J
Just because a company produces something doesn't mean it sold. There have been lots of failures over the years. Like I said I know lots of guys that own 200 or more rifles and not one has a 375 Ruger. Some were only made a year or two and dropped. But you are wrong on the 300 RUM.here were a lot sold and alot of custom ones. The Sendero alone sold lots of them. Look at the 244, wrong twist and it died. Reintroduced as a 6mm and lots of them sold. Matt
Do you even read what you post? "know lots of guys who own 200 rifles", i guess that may be true, but....; So What?
If you hunt big game, shoot cast boolits, or just like powerful rifles; there are plenty reasons to own a Ruger Magnum in .375 or .416 calibers. The cartridge design is superior in many respects to the Remington RUM. It's basically a .300win mag w/o rim with standard .534 boltface dimension as the full diameter. No rebated head, no action rail to alter, no long action necessary.

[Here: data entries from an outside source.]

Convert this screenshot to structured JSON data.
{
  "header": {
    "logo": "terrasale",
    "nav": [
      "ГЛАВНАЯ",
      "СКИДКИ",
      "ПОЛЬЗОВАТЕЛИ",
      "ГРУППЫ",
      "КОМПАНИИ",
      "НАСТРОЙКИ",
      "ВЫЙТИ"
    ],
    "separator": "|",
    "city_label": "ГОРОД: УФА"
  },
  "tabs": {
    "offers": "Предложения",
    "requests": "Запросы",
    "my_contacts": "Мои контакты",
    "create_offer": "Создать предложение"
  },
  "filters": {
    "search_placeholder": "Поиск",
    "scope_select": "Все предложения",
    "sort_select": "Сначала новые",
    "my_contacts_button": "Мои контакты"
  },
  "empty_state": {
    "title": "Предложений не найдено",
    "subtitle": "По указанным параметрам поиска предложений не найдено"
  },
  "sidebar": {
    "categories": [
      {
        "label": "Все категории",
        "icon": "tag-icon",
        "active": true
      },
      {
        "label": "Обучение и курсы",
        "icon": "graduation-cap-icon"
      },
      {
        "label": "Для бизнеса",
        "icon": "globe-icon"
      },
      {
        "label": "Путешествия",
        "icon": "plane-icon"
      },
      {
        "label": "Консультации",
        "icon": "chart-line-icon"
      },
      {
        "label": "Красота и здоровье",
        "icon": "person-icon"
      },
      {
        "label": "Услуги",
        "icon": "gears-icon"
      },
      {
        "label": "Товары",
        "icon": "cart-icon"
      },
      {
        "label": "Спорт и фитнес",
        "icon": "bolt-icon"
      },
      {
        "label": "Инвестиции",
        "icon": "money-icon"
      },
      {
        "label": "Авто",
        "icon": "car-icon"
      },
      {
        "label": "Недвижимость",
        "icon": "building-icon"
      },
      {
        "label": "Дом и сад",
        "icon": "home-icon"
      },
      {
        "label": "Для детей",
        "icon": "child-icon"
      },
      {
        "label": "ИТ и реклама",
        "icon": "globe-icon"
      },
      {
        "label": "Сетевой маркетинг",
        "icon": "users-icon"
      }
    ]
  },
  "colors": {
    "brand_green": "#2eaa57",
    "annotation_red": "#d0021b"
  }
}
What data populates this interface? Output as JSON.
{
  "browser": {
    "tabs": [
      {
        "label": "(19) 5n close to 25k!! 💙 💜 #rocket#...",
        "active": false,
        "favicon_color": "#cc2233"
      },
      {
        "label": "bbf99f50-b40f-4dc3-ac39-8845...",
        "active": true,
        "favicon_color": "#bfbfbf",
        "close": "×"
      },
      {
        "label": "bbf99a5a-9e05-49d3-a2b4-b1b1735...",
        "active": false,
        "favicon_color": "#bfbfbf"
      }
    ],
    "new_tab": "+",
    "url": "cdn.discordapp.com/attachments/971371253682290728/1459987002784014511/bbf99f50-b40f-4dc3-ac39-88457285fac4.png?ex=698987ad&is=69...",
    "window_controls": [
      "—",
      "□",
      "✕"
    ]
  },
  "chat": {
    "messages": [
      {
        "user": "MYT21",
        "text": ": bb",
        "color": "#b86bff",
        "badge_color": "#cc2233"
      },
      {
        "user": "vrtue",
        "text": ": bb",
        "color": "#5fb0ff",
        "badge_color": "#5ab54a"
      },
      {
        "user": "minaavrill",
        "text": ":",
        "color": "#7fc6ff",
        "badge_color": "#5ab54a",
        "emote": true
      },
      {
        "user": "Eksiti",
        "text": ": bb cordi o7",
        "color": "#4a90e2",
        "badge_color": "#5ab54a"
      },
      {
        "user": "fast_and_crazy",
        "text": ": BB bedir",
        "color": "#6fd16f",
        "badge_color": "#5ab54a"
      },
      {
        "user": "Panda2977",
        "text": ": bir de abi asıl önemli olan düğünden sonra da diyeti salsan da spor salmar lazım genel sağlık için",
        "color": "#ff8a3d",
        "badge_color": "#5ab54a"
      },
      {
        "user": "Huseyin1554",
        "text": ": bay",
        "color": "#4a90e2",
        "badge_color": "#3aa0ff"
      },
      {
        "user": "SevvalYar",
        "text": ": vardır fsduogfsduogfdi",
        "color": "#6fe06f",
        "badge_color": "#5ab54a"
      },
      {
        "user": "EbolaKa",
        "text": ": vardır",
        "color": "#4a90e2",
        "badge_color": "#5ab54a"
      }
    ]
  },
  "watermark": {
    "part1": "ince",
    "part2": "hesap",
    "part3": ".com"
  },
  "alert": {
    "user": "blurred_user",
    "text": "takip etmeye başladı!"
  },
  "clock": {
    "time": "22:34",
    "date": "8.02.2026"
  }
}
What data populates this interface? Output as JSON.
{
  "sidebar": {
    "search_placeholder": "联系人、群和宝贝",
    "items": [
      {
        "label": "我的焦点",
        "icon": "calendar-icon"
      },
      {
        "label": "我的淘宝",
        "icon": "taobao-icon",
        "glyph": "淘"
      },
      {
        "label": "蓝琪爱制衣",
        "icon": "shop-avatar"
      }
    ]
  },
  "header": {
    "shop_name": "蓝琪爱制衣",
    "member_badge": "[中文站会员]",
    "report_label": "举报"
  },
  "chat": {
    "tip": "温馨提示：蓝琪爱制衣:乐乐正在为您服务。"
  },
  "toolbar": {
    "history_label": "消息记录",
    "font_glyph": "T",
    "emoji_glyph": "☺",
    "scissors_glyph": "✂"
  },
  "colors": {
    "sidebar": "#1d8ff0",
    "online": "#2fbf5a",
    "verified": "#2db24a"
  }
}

Weatherby magnums are no longer very popular. Why didn't the .338 Norma magnum catch on? Probably the .588 bolt face. Why is the Lapua Magnum popular? Probably because of ammunition and rifles chambered. The .338 Norma is a better round. OOPS! There's that Lapua brass magic so many believe in...
I am a swichbarreler. I have several rifles that I can configure for 4 different ctgs. Anyone who owns 200 rifles and don't have a gun store is kind of a sap from my perspective. But whatever...
Do you own any handloading manuals, Matt? Been around the shooting world before all the craziness began in the early 00's?
Just as with every other aspect of American Business, the gun firms are run to pay management the big money and to pay their investors a decent return . If anything, i think the investors are getting fleeced just like the customers. Of course, Sierra isn't a public company (that I know of), so they can run their business however they see fit. Evidently, they chose to ignore the future.
You can damn well bet that more than half the cost of a box of bullets is earmarked for data research and development, because without it (until recently) a bulletmaker would not have customers. So, a bulletmaker grosses $20 on a box of bullets that the wholesaler gets $30 for; and half of that $20 in the past was earmarked for research & development of load data, with the other $10 going to cover material costs, marketing, and profit; How much more profitable is it to pocket the other $10 and not spend it on load R&D? Kind of makes you a ton of money over 15yrs, don't it???/
No reason to speculate further, but... at $40 for a box of 100 match bullets, with a net material cost of maybe $2; there is a boxcar load of money floating around, and while the other companies ARE developing data etc, some aren't. I'd say that company has cheated their customers.